Тема отсутствия подлинного взаимопонимания и драматизм взаимоотношений героя с миром, выдвинутые Товстоноговым на первый план, были не просто злободневны, они затрагивали глубинные процессы времени. Принципиально новым моментом по сравнению с предыдущими сценическими интерпретациями пьесы, была тема вины героев и их ответственности не только за гибель Тузенбаха, но и за собственные искалеченные судьбы. Этот мотив отсутствовал в хрестоматийном мхатовском спектакле 1940 года, где мир Прозоровского дома был прекрасным и гармоничным, а страшное зло вторгалось откуда-то извне. Товстоногов же настаивал на том, что все «зло земное» неотделимо от нас самих — и это не прошло мимо художественной критики. В частности, М. Строева акцентировала внимание на том, что «не кто-то извне, а те же самые, милые, хорошие люди, именно они губят друг друга. Губят, желая спасти»10. О том, что герои Товстоногова не только были жертвами времени, но и во многом сами предопределяли ход времени, писала в своей книге «Искусство быть зрителем» Т. Марченко: «Жестокое время, в котором жили чеховские герои, здесь не только противостоит людям. Оно живет в них самих, через них проявляет себя»11.
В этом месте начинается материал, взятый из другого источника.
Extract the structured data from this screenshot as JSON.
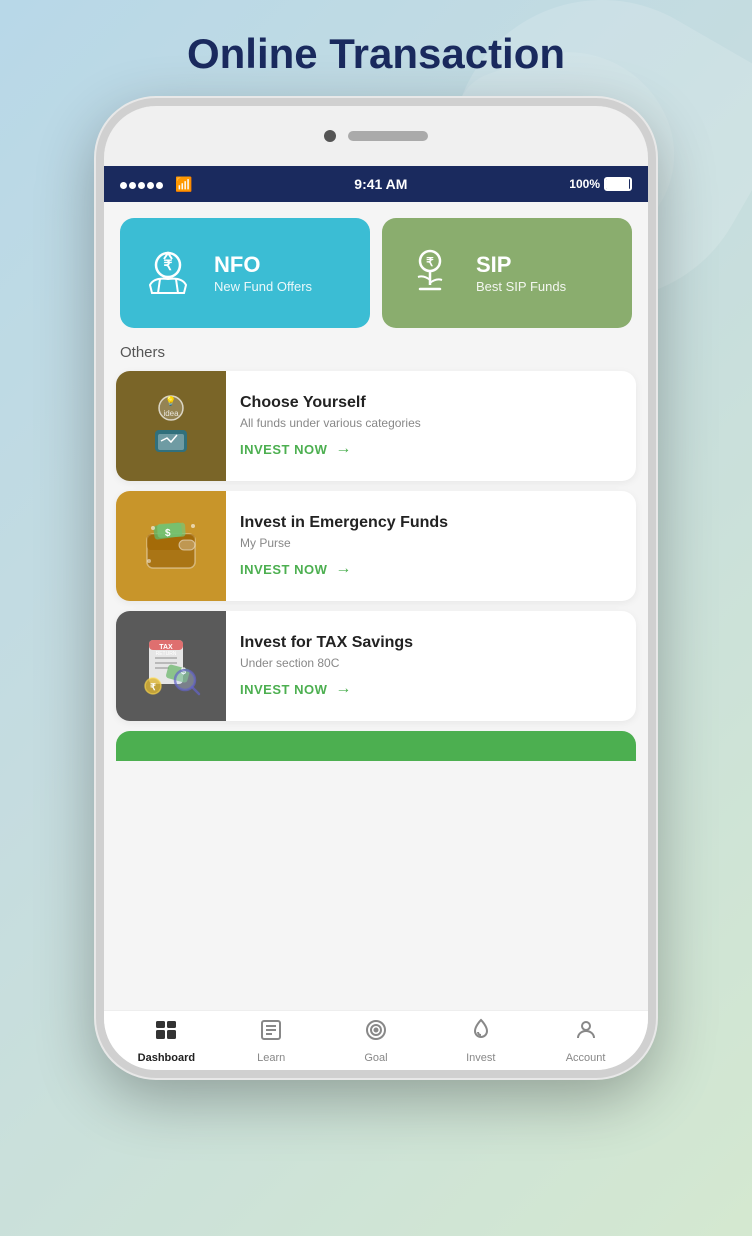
{
  "page": {
    "title": "Online Transaction",
    "background": {
      "gradient_start": "#b8d8e8",
      "gradient_end": "#d4e8d0"
    }
  },
  "status_bar": {
    "time": "9:41 AM",
    "battery": "100%"
  },
  "cards": {
    "nfo": {
      "title": "NFO",
      "subtitle": "New Fund Offers",
      "bg_color": "#3bbdd4"
    },
    "sip": {
      "title": "SIP",
      "subtitle": "Best SIP Funds",
      "bg_color": "#8aad6e"
    }
  },
  "others": {
    "label": "Others",
    "items": [
      {
        "id": "choose-yourself",
        "title": "Choose Yourself",
        "description": "All funds under various categories",
        "cta": "INVEST NOW",
        "bg_color": "#7a6528"
      },
      {
        "id": "emergency-funds",
        "title": "Invest in Emergency Funds",
        "description": "My Purse",
        "cta": "INVEST NOW",
        "bg_color": "#c8952a"
      },
      {
        "id": "tax-savings",
        "title": "Invest for TAX Savings",
        "description": "Under section 80C",
        "cta": "INVEST NOW",
        "bg_color": "#5a5a5a"
      }
    ]
  },
  "bottom_nav": {
    "items": [
      {
        "id": "dashboard",
        "label": "Dashboard",
        "active": true
      },
      {
        "id": "learn",
        "label": "Learn",
        "active": false
      },
      {
        "id": "goal",
        "label": "Goal",
        "active": false
      },
      {
        "id": "invest",
        "label": "Invest",
        "active": false
      },
      {
        "id": "account",
        "label": "Account",
        "active": false
      }
    ]
  }
}
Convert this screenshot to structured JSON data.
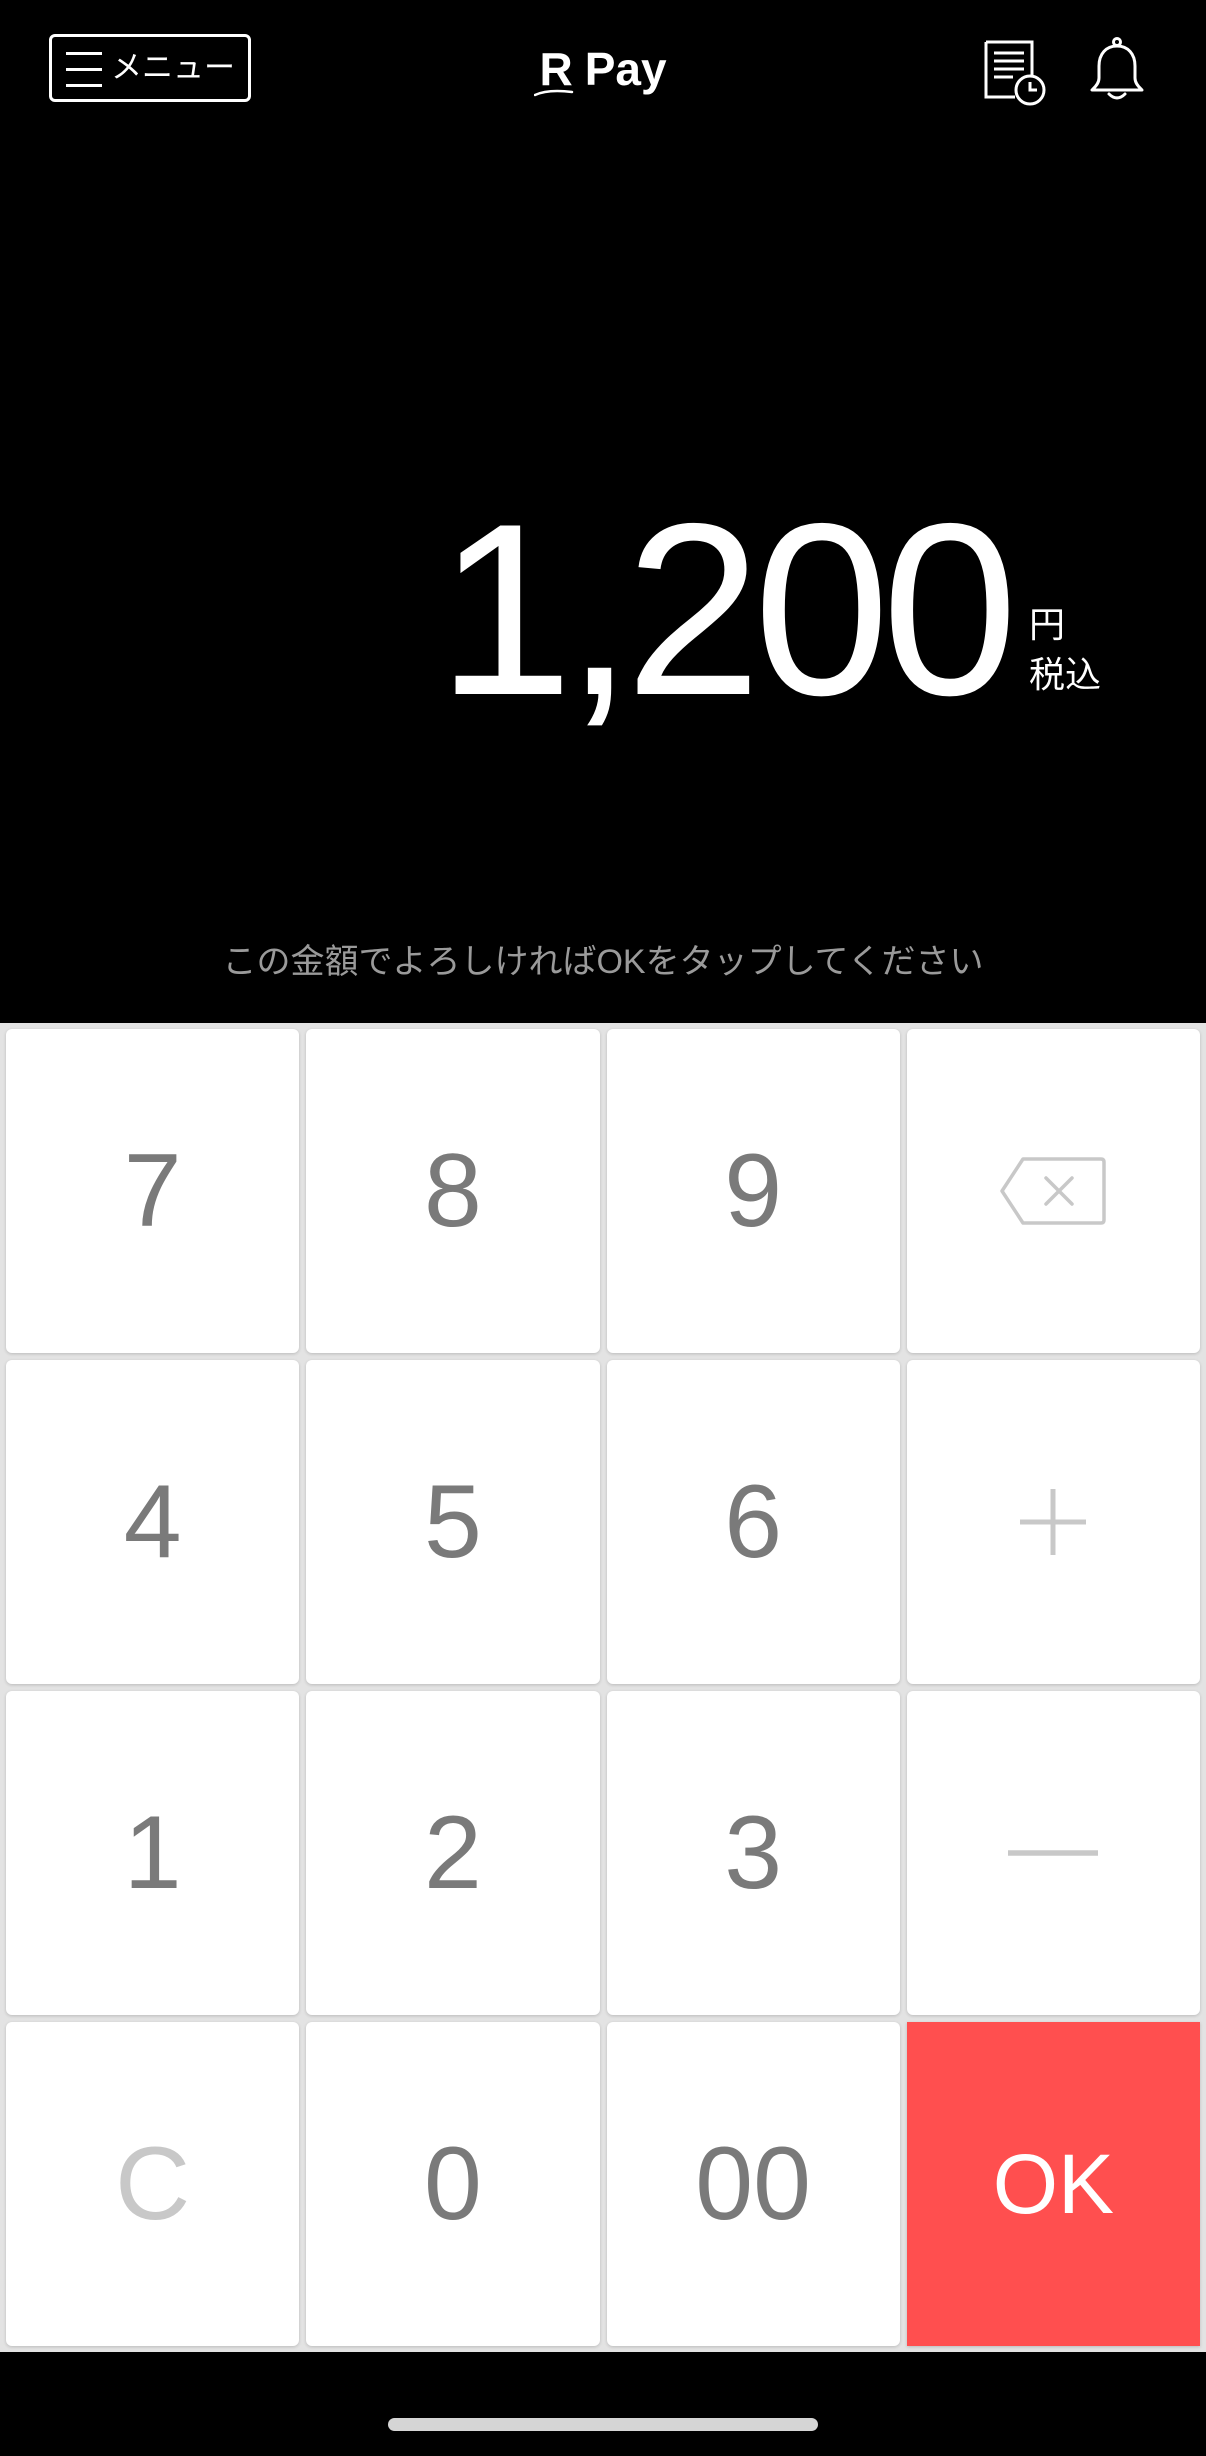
{
  "header": {
    "menu_label": "メニュー",
    "menu_icon": "hamburger-icon",
    "logo": {
      "mark": "R",
      "text": "Pay"
    },
    "right_icons": [
      "history-icon",
      "bell-icon"
    ]
  },
  "amount": {
    "value": "1,200",
    "unit": "円",
    "tax_note": "税込"
  },
  "instruction": "この金額でよろしければOKをタップしてください",
  "keypad": {
    "keys": [
      {
        "label": "7"
      },
      {
        "label": "8"
      },
      {
        "label": "9"
      },
      {
        "icon": "backspace-icon"
      },
      {
        "label": "4"
      },
      {
        "label": "5"
      },
      {
        "label": "6"
      },
      {
        "icon": "plus-icon"
      },
      {
        "label": "1"
      },
      {
        "label": "2"
      },
      {
        "label": "3"
      },
      {
        "icon": "minus-icon"
      },
      {
        "label": "C"
      },
      {
        "label": "0"
      },
      {
        "label": "00"
      },
      {
        "label": "OK"
      }
    ]
  },
  "colors": {
    "background": "#000000",
    "keypad_bg": "#e3e3e3",
    "key_bg": "#ffffff",
    "digit": "#7a7a7a",
    "muted": "#c8c8c8",
    "ok_key": "#ff4f4f",
    "ok_text": "#ffffff",
    "instruction": "#9a9a9a"
  }
}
Категория времени приобретала в этом спектакле особую значимость. Нематериальное время воспринималось как вполне реальное, неощутимое течение дней становилось до боли ощутимым. Это во многом достигалось благодаря сценографии С. Юнович, которая использовала прием контраста: серый тюлевый задник, вызывавший ассоциации со знаменитой левитановской «дымкой», соседствовал с фурками, на которых герои спектакля выезжали на авансцену, обращаясь прямо к зрителям. Это было действительно современное прочтение Чехова: от левитановского тумана к открытому обращению в зал. И здесь неожиданно возникала перекличка товстоноговских «Трех сестер» с эстетикой «жестокого Чехова». Спектакль В.И. Немировича-Данченко, поставленный на мхатовской сцене в 1940 году, в какой-то степени идеализировал чеховских персонажей (иначе и быть не могло — ведь режиссер фактически принадлежал к тому же поколению, входившему в жизнь на рубеже XIX и XX столетий, поэтому их боль он воспринимал как свою, а трагические жизненные перипетии многих из них становились и его драмой). Товстоногов, относившийся к героям пьесы более строго, решительно отказывался от их идеализации, — но сам спектакль сохранял при этом и лирику, и психологическую глубину12.
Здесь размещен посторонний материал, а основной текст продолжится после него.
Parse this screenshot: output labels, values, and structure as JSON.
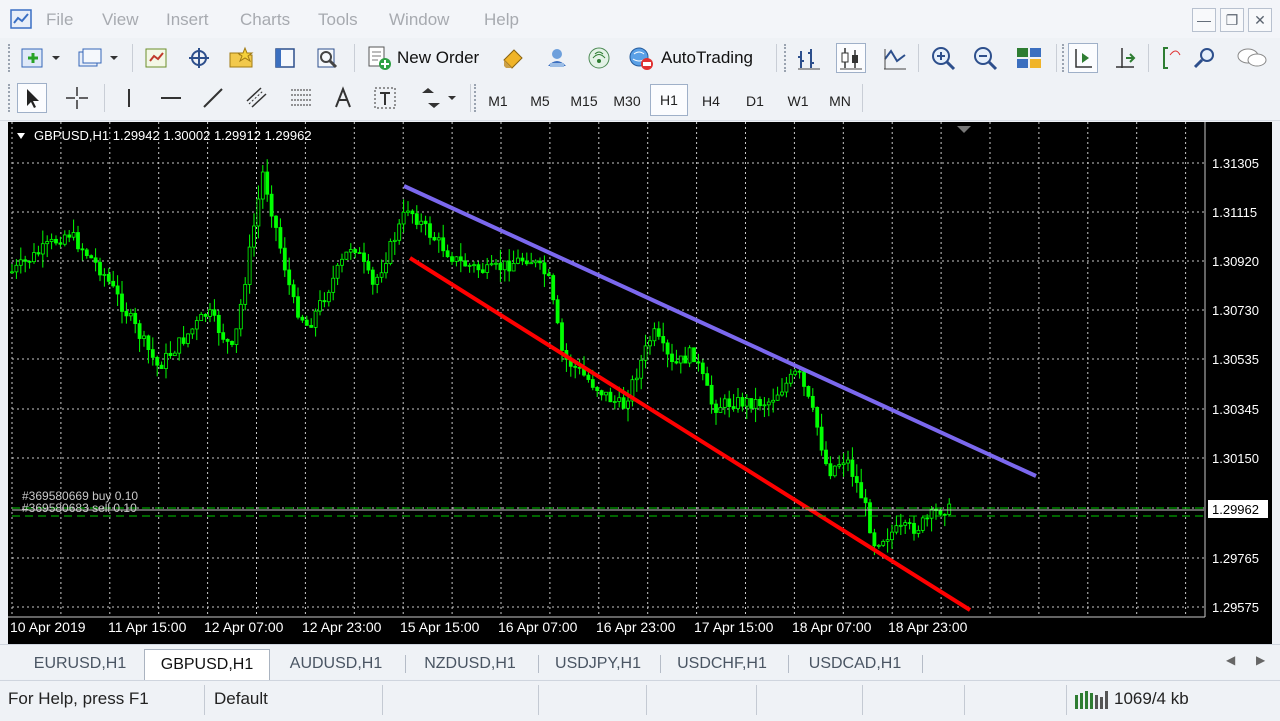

В «Трех сестрах» на сцене БДТ сталкивались гармоническое и дисгармоническое начала; при этом законом жизни становилась дисгармония. Ее трагическое движение отчетливо ощущалось в цветовой партитуре спектакля — ярко-золотистый цвет в первом акте сменялся к финалу беспросветно черным. Огромные часы с застывшими стрелками как будто символизировали время, «остановившееся» для героев спектакля. То, что «целое воссоздавалось через частность, всечеловеческое — через целое»13, — было художественным принципом постановки. И все же, по словам К. Рудницкого, «драма завершалась аккордом веры в человека, пусть несовершенного, в его возможности, пусть далеко не реализованные, веры в его способность превозмочь неотвратимый ход времени»14.
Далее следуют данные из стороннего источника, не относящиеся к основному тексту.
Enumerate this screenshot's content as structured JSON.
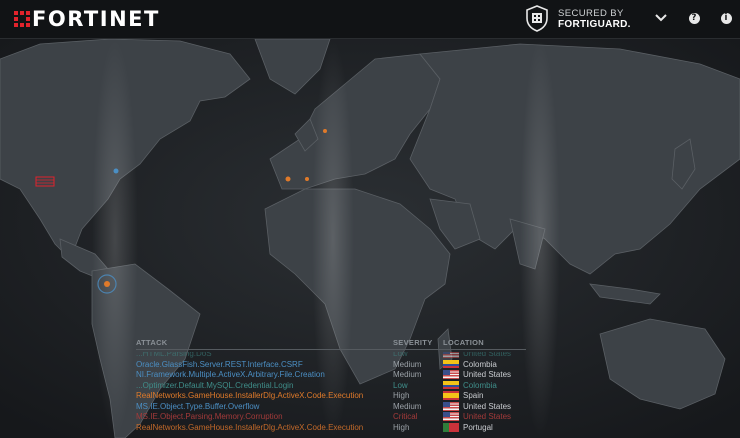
{
  "brand": {
    "name": "FORTINET",
    "accent": "#e1232c"
  },
  "secured": {
    "line1": "SECURED BY",
    "line2": "FORTIGUARD."
  },
  "nav": {
    "dropdown_icon": "chevron-down-icon",
    "help_icon": "help-icon",
    "help_glyph": "?",
    "info_icon": "info-icon",
    "info_glyph": "i"
  },
  "table": {
    "headers": {
      "attack": "ATTACK",
      "severity": "SEVERITY",
      "location": "LOCATION"
    },
    "rows": [
      {
        "attack": "Oracle.GlassFish.Server.REST.Interface.CSRF",
        "severity": "Medium",
        "location": "Colombia",
        "flag": "colombia",
        "color": "#4b8fc4",
        "sevColor": "#9aa0a6",
        "locColor": "#c9ccd0"
      },
      {
        "attack": "NI.Framework.Multiple.ActiveX.Arbitrary.File.Creation",
        "severity": "Medium",
        "location": "United States",
        "flag": "usa",
        "color": "#4b8fc4",
        "sevColor": "#9aa0a6",
        "locColor": "#c9ccd0"
      },
      {
        "attack": "...Optimizer.Default.MySQL.Credential.Login",
        "severity": "Low",
        "location": "Colombia",
        "flag": "colombia",
        "color": "#3f8e8a",
        "sevColor": "#3f8e8a",
        "locColor": "#3f8e8a"
      },
      {
        "attack": "RealNetworks.GameHouse.InstallerDlg.ActiveX.Code.Execution",
        "severity": "High",
        "location": "Spain",
        "flag": "spain",
        "color": "#e07a2a",
        "sevColor": "#9aa0a6",
        "locColor": "#c9ccd0"
      },
      {
        "attack": "MS.IE.Object.Type.Buffer.Overflow",
        "severity": "Medium",
        "location": "United States",
        "flag": "usa",
        "color": "#4b8fc4",
        "sevColor": "#9aa0a6",
        "locColor": "#c9ccd0"
      },
      {
        "attack": "MS.IE.Object.Parsing.Memory.Corruption",
        "severity": "Critical",
        "location": "United States",
        "flag": "usa",
        "color": "#a33a3a",
        "sevColor": "#a33a3a",
        "locColor": "#a33a3a"
      },
      {
        "attack": "RealNetworks.GameHouse.InstallerDlg.ActiveX.Code.Execution",
        "severity": "High",
        "location": "Portugal",
        "flag": "portugal",
        "color": "#c46a2a",
        "sevColor": "#9aa0a6",
        "locColor": "#c9ccd0"
      }
    ],
    "top_row": {
      "attack": "...HTML.Parsing.DoS",
      "severity": "Low",
      "location": "United States",
      "flag": "usa",
      "color": "#3f8e8a"
    }
  }
}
Во второй половине 1960-х гг. ощущение драматизма человеческого бытия обострялось, и Чехов становился на сцене все более «жестоким». Это относится, в частности, к постановкам А.В. Эфроса, в которых соединялись трагизм жизни и прелесть ее, отчаяние пополам с надеждой, вера — с усталостью, в их вечном драматическом противостоянии. Его спектакль «Три сестры», увидевший свет в Театре на Малой Бронной (1967 г.), предельно актуализировал проблему взаимоотношений личности и времени, осмысленную в культурном контексте эпохи. На это обращает внимание М. Строева, когда пишет о том, что у Эфроса, вслед за Товстоноговым, на первое место выходит мысль о том, «как страшно бездуховное, безидеальное, разобщенное существование», а тема личной ответственности «подчеркнута здесь трезво, почти до жестокости»15. Е. Калмановский, обращаясь к спектаклю, говорил, что именно в этом спектакле Эфрос показал себя непревзойденным мастером «РЕАЛЬНОСТИ ТРАГИЧЕСКОГО»16, из которой складывалась сценическая действительность.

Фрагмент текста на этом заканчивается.